Tatanka is a 2011 Italian drama film written, directed, and starring Giuseppe Gagliardi. It is based on the short story "Tatanka scatenato" by Roberto Saviano.

The film marked the acting debut of the boxer Clemente Russo; after his participation in the film Russo, who is a member of the Gruppo Sportivo Fiamme Oro, was suspended for a period of six months from the Polizia di Stato. According to some sources, Russo was punished because of some explicit scenes that could have damaged the image of the police, but these circumstances were denied by the State Police which claimed that the suspension derived from the lack of authorizations and permissions to participate in the film.

The film was nominated to three Nastro d'Argento Awards, for Best Supporting Actor (Giorgio Colangeli), Best Cinematography and Best Sound.

== Plot ==
Michele and Rosario, childhood friends, grow up in Marcianise, a town in Campania where the laws of the Camorra prevail over those of the State. Engaged in theft and robbery since their youth, they take refuge in a gym while fleeing the police; the owner, Sabatino, shields them and notices Michele's boxing talent following a brawl with another boy. Later, Rosario gets into an altercation on the beach with some youths who retaliate by beating him up outside his home. Rosario fights back, wounding one of them with a knife, and is subsequently convicted of assault. Meanwhile, Michele begins training at Sabatino’s gym; Sabatino arranges boxing matches for him and instills in him the dream of competing in the Olympics. During one of the matches, Michele earns the nickname "Tatanka." Sabatino arranges a meeting with an inspector friend to facilitate Michele's entry into the *Fiamme Oro* (the State Police sports team), but Michele fails to show up; instead, he is drawn by Rosario—who has just been released—into a plot to take revenge on the boy who had reported him. The two break into the boy's father's warehouse but are surprised by a security guard, who forces Michele to remove the stocking covering his face.

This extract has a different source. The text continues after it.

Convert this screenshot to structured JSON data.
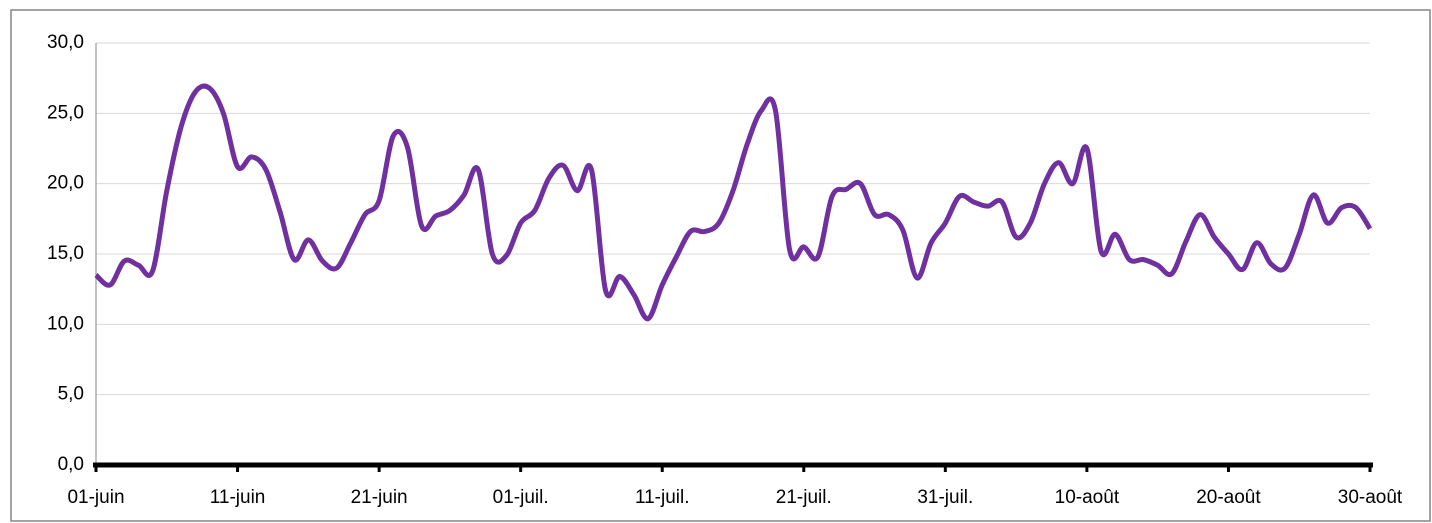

Rosario disarms and ultimately kills the guard because the man had recognized his friend; however, due to security camera footage, Michele is sentenced to eight years for robbery and complicity in murder, shielding Rosario to the very end.

Michele continues training in prison and still dreams of making it big in boxing. With the help of Rosario—who is now in league with the Camorra boss Don Salvatore Vitiello—he restores Sabatino’s gym and returns to the ring with great success. In reality, however, Rosario merely wants to exploit his friend and asks him to throw a match, as heavy bets have been placed against him. Michele refuses to carry out the order; to escape Don Salvatore's vengeance, he flees to Germany to stay with Carolina, a woman with whom he had previously been involved.

Michele helps Carolina run her establishment and works as a waiter, but the call of boxing remains; this time, it manifests as underground bare-knuckle fights, in which he begins to participate. During one of these bouts, a police raid takes place, and Michele narrowly avoids arrest thanks to Vinko. Vinko points out that, despite his power and rage, Michele lacks proper technique, and he begins to train him. Later, he enters Michele in an underground boxing tournament, which Michele wins.

Upon returning to Italy for his grandfather's funeral, Michele meets up with Sabatino. He expresses his desire to stay in Italy and compete in the Olympics, noting that his boxing skills have improved. Later, Rosario approaches him and asks to have a drink together. Michele initially suspects that Rosario has come to kill him, but that is not the case: Rosario kills the men accompanying him but is himself shot, dying in his friend's arms. Michele continues to box and pursue his dream, keeping Rosario's memory alive.

==Cast==
- Clemente Russo as Michele
- Rade Šerbedžija as Vinko
- Carmine Recano as Rosario
- Giorgio Colangeli as Sabatino
- Suzanne Wolff as Petra
- Sascha Zacharias as Caroline
- Raiz as Salvatore Vitiello

== Production ==
The film was produced with the contribution of the Ministry of Cultural Heritage, which allocated 1,400,000 euros.